Anyway, I know there are alot of girls out there working on hopechests, so I thought I’d throw out some tips from some of the things I’ve learned:
1.  You will be way ahead if you have a complete kitchen already put away in your hopechest (including small appliances). Kitchen items, even just baking sheets can be really pricey, and it’s nice if you don’t have to deal with stocking a kitchen while you’re moving into your place. Also, having multiple  mixing bowls is a great idea.
—- As a side note, finding a good set of dishtowels (for drying) will save you a headache (and from picking fuzz off your dishes) if you have a place without a dishwasher.
2. Having a nice set of blankets/sheets/linens is also a great thing to have put away (and also pricey otherwise). This is something really fun to pick out together, but also fun to pick out yourself.

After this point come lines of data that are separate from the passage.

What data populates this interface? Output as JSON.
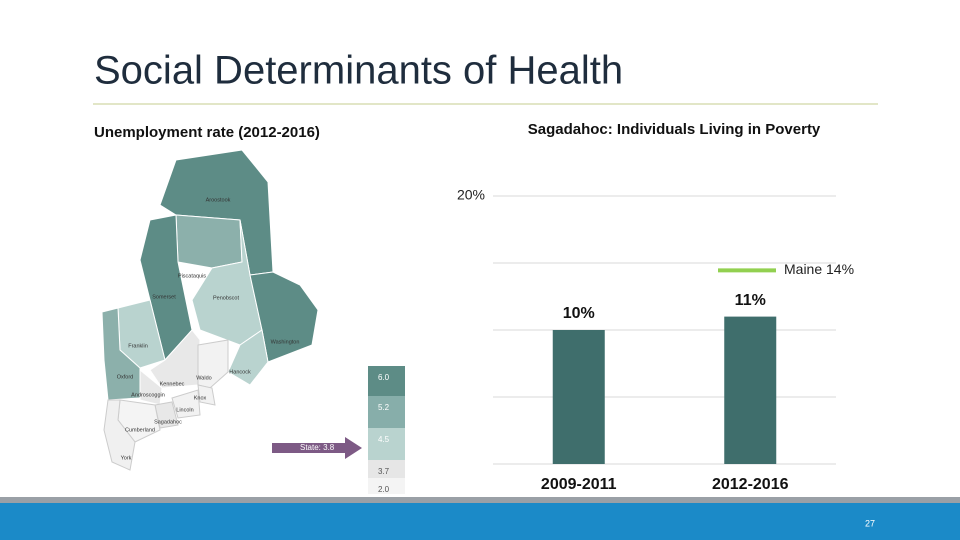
{
  "slide": {
    "title": "Social Determinants of Health",
    "page_number": "27"
  },
  "map": {
    "title": "Unemployment rate (2012-2016)",
    "counties": [
      "Aroostook",
      "Piscataquis",
      "Somerset",
      "Penobscot",
      "Washington",
      "Hancock",
      "Franklin",
      "Oxford",
      "Kennebec",
      "Waldo",
      "Androscoggin",
      "Knox",
      "Lincoln",
      "Sagadahoc",
      "Cumberland",
      "York"
    ],
    "legend": [
      "6.0",
      "5.2",
      "4.5",
      "3.7",
      "2.0"
    ],
    "state_label": "State: 3.8"
  },
  "chart_data": {
    "type": "bar",
    "title": "Sagadahoc: Individuals Living in Poverty",
    "categories": [
      "2009-2011",
      "2012-2016"
    ],
    "values": [
      10,
      11
    ],
    "value_labels": [
      "10%",
      "11%"
    ],
    "color": "#3f6e6c",
    "ylim": [
      0,
      20
    ],
    "yticks": [
      {
        "value": 20,
        "label": "20%"
      }
    ],
    "gridlines": [
      0,
      5,
      10,
      15,
      20
    ],
    "grid": true,
    "reference": {
      "label": "Maine 14%",
      "value": 14,
      "color": "#92d050"
    }
  }
}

3. Irons and Ironing boards are good ideas. I don’t iron much, but living in an apartment without an iron/ironing board makes you appreciate them…and saves money at the coin-op dryer. Clothes will get wrinkled, so I’m throwing irons in here as something I totally didn’t even think about.
4. If you like sewing or plan on doing some sewing, picking up a nice sewing machine when it’s on sale will save you a good bit of money, and you’ll also be able to start practicing. I bought mine  for $50 on Black Friday a year or two ago, and it’s been fantastic.  It’s also faster than hand stitching.
5. Decorations – If you already know what you/& your boyfriend want to do decorating wise keep an eye out for decorations or put some on your wishlist. I wanted to do a retro style dining area, so my grandparents gave me some retro coke items for christmas. Garage sales are good places to pick up random decorative items as well, and sometimes you can find some really great stuff on sale if  you look for it.
6. Keep in mind you can put whatever you don’t have on a registry, but you might not get everything you put on there. Back up plans are good, as well as already having  the essentials.